At the recent Bitcoin London conference, Sveinn Valfells, a Stanford-trained economist, laid the foundations for what it would take for a country like Iceland to adopt bitcoin. Addressing a member of the Central Bank of Iceland in the audience, he paid homage to the contribution of the scientist Sir Issac Newton to Britain’s monetary management and hopes that Satoshi Nakomoto will one day hold such a reputation.

Sir Issac Newton famously stated that there was only one unit of account and that was silver. However by mispricing the guinea, he generated an influx of gold from Brazil and an exodus of Britain’s silver eastwards, first to France, and later to China and India resulting in the de facto gold standard in Britain.

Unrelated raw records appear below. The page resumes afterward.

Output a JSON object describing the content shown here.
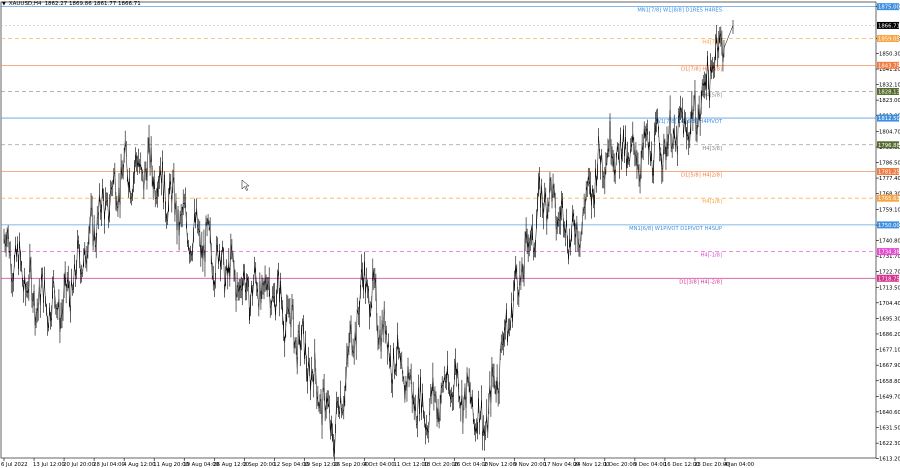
{
  "header": {
    "symbol": "XAUUSD,H4",
    "ohlc": "1862.27 1869.86 1861.77 1866.71"
  },
  "chart_data": {
    "type": "candlestick",
    "title": "XAUUSD,H4",
    "ohlc_last": {
      "open": 1862.27,
      "high": 1869.86,
      "low": 1861.77,
      "close": 1866.71
    },
    "current_price": 1866.71,
    "ylim": [
      1613.6,
      1877.5
    ],
    "y_ticks": [
      1877.7,
      1859.05,
      1850.3,
      1841.2,
      1832.1,
      1823.0,
      1813.9,
      1804.7,
      1795.6,
      1786.5,
      1777.4,
      1768.3,
      1759.1,
      1749.9,
      1740.8,
      1731.7,
      1722.7,
      1713.5,
      1704.4,
      1695.3,
      1686.2,
      1677.1,
      1667.9,
      1658.8,
      1649.7,
      1640.6,
      1631.5,
      1622.3,
      1613.2
    ],
    "x_ticks": [
      "6 Jul 2022",
      "13 Jul 12:00",
      "20 Jul 20:00",
      "28 Jul 04:00",
      "4 Aug 12:00",
      "11 Aug 20:00",
      "19 Aug 04:00",
      "26 Aug 12:00",
      "2 Sep 20:00",
      "12 Sep 04:00",
      "19 Sep 12:00",
      "26 Sep 20:00",
      "4 Oct 04:00",
      "11 Oct 12:00",
      "18 Oct 20:00",
      "26 Oct 04:00",
      "2 Nov 12:00",
      "9 Nov 20:00",
      "17 Nov 04:00",
      "24 Nov 12:00",
      "1 Dec 20:00",
      "9 Dec 04:00",
      "16 Dec 12:00",
      "23 Dec 20:00",
      "4 Jan 04:00"
    ],
    "price_series": [
      [
        "6 Jul 2022",
        1742
      ],
      [
        "13 Jul 12:00",
        1708
      ],
      [
        "20 Jul 20:00",
        1703
      ],
      [
        "28 Jul 04:00",
        1750
      ],
      [
        "4 Aug 12:00",
        1781
      ],
      [
        "11 Aug 20:00",
        1783
      ],
      [
        "19 Aug 04:00",
        1750
      ],
      [
        "26 Aug 12:00",
        1733
      ],
      [
        "2 Sep 20:00",
        1713
      ],
      [
        "12 Sep 04:00",
        1712
      ],
      [
        "19 Sep 12:00",
        1675
      ],
      [
        "26 Sep 20:00",
        1628
      ],
      [
        "4 Oct 04:00",
        1720
      ],
      [
        "11 Oct 12:00",
        1670
      ],
      [
        "18 Oct 20:00",
        1640
      ],
      [
        "26 Oct 04:00",
        1660
      ],
      [
        "2 Nov 12:00",
        1632
      ],
      [
        "9 Nov 20:00",
        1710
      ],
      [
        "17 Nov 04:00",
        1770
      ],
      [
        "24 Nov 12:00",
        1742
      ],
      [
        "1 Dec 20:00",
        1795
      ],
      [
        "9 Dec 04:00",
        1790
      ],
      [
        "16 Dec 12:00",
        1798
      ],
      [
        "23 Dec 20:00",
        1812
      ],
      [
        "4 Jan 04:00",
        1866.71
      ]
    ],
    "levels": [
      {
        "price": 1877.7,
        "label": "MN1[7/8] W1[8/8] D1RES H4RES",
        "color": "#3d8fe0",
        "dashed": false
      },
      {
        "price": 1859.05,
        "label": "H4[7/8]",
        "color": "#f7a541",
        "dashed": true
      },
      {
        "price": 1843.35,
        "label": "D1[7/8] H4[6/8]",
        "color": "#f27b41",
        "dashed": false
      },
      {
        "price": 1828.07,
        "label": "H4[5/8]",
        "color": "#8a8a8a",
        "dashed": true
      },
      {
        "price": 1812.5,
        "label": "W1[7/8] D1[6/8] H4PIVOT",
        "color": "#3d8fe0",
        "dashed": false
      },
      {
        "price": 1796.88,
        "label": "H4[3/8]",
        "color": "#8a8a8a",
        "dashed": true
      },
      {
        "price": 1781.25,
        "label": "D1[5/8] H4[2/8]",
        "color": "#f27b41",
        "dashed": false
      },
      {
        "price": 1765.62,
        "label": "H4[1/8]",
        "color": "#f7a541",
        "dashed": true
      },
      {
        "price": 1750.0,
        "label": "MN1[6/8] W1PIVOT D1PIVOT H4SUP",
        "color": "#3d8fe0",
        "dashed": false
      },
      {
        "price": 1734.38,
        "label": "H4[-1/8]",
        "color": "#e64ad0",
        "dashed": true
      },
      {
        "price": 1718.75,
        "label": "D1[3/8] H4[-2/8]",
        "color": "#d4358f",
        "dashed": false
      }
    ],
    "price_tags": [
      {
        "text": "1875.00",
        "price": 1877.7,
        "bg": "#3d8fe0"
      },
      {
        "text": "1866.71",
        "price": 1866.71,
        "bg": "#000000"
      },
      {
        "text": "1859.05",
        "price": 1859.05,
        "bg": "#f7a541"
      },
      {
        "text": "1843.75",
        "price": 1843.35,
        "bg": "#f27b41"
      },
      {
        "text": "1828.13",
        "price": 1828.07,
        "bg": "#556b2f"
      },
      {
        "text": "1812.50",
        "price": 1812.5,
        "bg": "#3d8fe0"
      },
      {
        "text": "1796.88",
        "price": 1796.88,
        "bg": "#556b2f"
      },
      {
        "text": "1781.25",
        "price": 1781.25,
        "bg": "#f27b41"
      },
      {
        "text": "1765.63",
        "price": 1765.62,
        "bg": "#f7a541"
      },
      {
        "text": "1750.00",
        "price": 1750.0,
        "bg": "#3d8fe0"
      },
      {
        "text": "1734.38",
        "price": 1734.38,
        "bg": "#e64ad0"
      },
      {
        "text": "1718.75",
        "price": 1718.75,
        "bg": "#d4358f"
      }
    ],
    "grid": false,
    "legend": "none"
  }
}
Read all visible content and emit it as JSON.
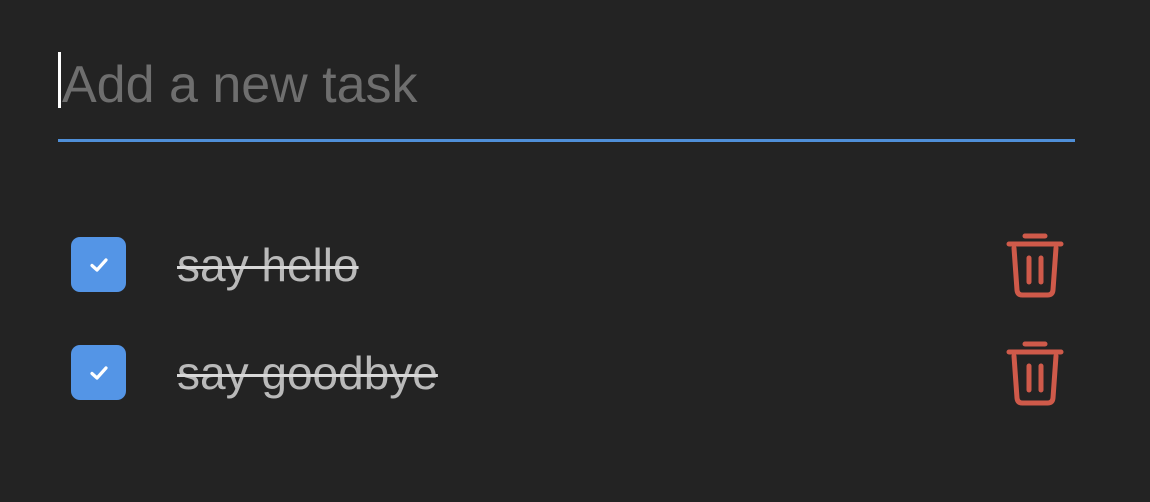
{
  "input": {
    "placeholder": "Add a new task",
    "value": ""
  },
  "tasks": [
    {
      "label": "say hello",
      "completed": true
    },
    {
      "label": "say goodbye",
      "completed": true
    }
  ],
  "icons": {
    "checkbox_checked": "check-icon",
    "delete": "trash-icon"
  },
  "colors": {
    "background": "#232323",
    "accent": "#4f8fd8",
    "checkbox": "#5495e6",
    "delete": "#cf5a4a",
    "completed_text": "#b9b9b9",
    "placeholder": "#6e6e6e"
  }
}
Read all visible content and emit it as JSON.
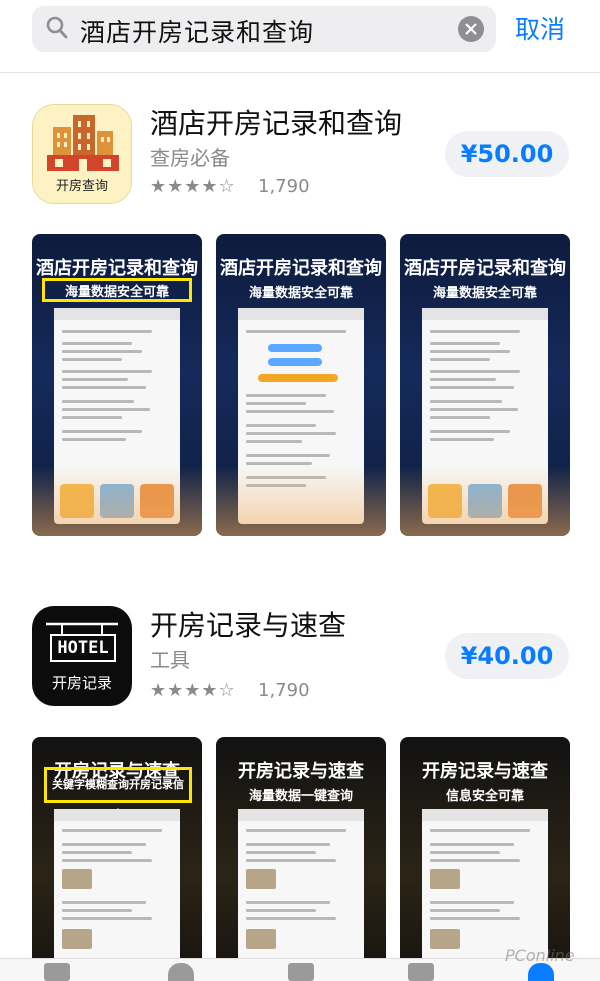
{
  "search": {
    "query": "酒店开房记录和查询",
    "cancel_label": "取消"
  },
  "apps": [
    {
      "name": "酒店开房记录和查询",
      "subtitle": "查房必备",
      "rating_stars": "★★★★☆",
      "rating_count": "1,790",
      "price": "¥50.00",
      "icon_caption": "开房查询",
      "screenshots": [
        {
          "title": "酒店开房记录和查询",
          "subtitle": "海量数据安全可靠"
        },
        {
          "title": "酒店开房记录和查询",
          "subtitle": "海量数据安全可靠"
        },
        {
          "title": "酒店开房记录和查询",
          "subtitle": "海量数据安全可靠"
        }
      ]
    },
    {
      "name": "开房记录与速查",
      "subtitle": "工具",
      "rating_stars": "★★★★☆",
      "rating_count": "1,790",
      "price": "¥40.00",
      "icon_badge": "HOTEL",
      "icon_caption": "开房记录",
      "screenshots": [
        {
          "title": "开房记录与速查",
          "subtitle": "关键字模糊查询开房记录信息"
        },
        {
          "title": "开房记录与速查",
          "subtitle": "海量数据一键查询"
        },
        {
          "title": "开房记录与速查",
          "subtitle": "信息安全可靠"
        }
      ]
    }
  ],
  "watermark": "PConline",
  "colors": {
    "accent": "#0a7cff",
    "highlight_box": "#ffe600"
  },
  "icons": [
    "search-icon",
    "clear-icon",
    "tab-today-icon",
    "tab-games-icon",
    "tab-apps-icon",
    "tab-updates-icon",
    "tab-search-icon"
  ]
}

Eventually, in about 1880, the majority of sovereign states made a commitment to fix the prices of their domestic currencies in terms of a specified amount of gold. On the surface, bitcoin attempts to instigate a private gold standard, where the supply of bitcoin is fixed and it has a floating price against the dollar.

This does not bear much resemblance to the classical gold standard as the state and their Central Banks played critical roles in determining the rules of the game and their implementation. Bitcoin does have similarities to this monetary episode not in the construction of the currency but mainly in its precedents, the private issue of tokens.

The dogma of standard economic thought is that if the problem is big enough then the market will adapt to solve it. The financial crisis has brought the world economy to its knees and there is little doubt that bitcoin’s rate of adoption has been linked to this disaster.

Bitcoin was born out of the needs of privacy and a global system of payments. The classic gold standard in Britain (1880-1914) has been attributed to both government policy and the innovation of the market.

Before the government intervened, merchants imported foreign coins as a way of implementing a spontaneous debasement to cure shortages of small coins. They also created ghost monies, units of account, which private traders used to circumvent a government-mandated unit of account.

Finally, in the 17th and 18th centuries, there were instances of firms issuing tokens and eventually convertible tokens, providing the government with proof of concept of the standard formula observed during the classical gold standard.

Ultimately the British government nationalised a smoothly operating system of privately issued tokens.

It remains to be seen which governments and financial institutions will learn from the bitcoin community but there are certainly echoes of history repeating itself. Whilst Satoshi Nakomoto fulfils the Bank of England’s criterion of an “indisputable contribution to their particular field of work”, I doubt we will ever see his face on the back of the pound sterling.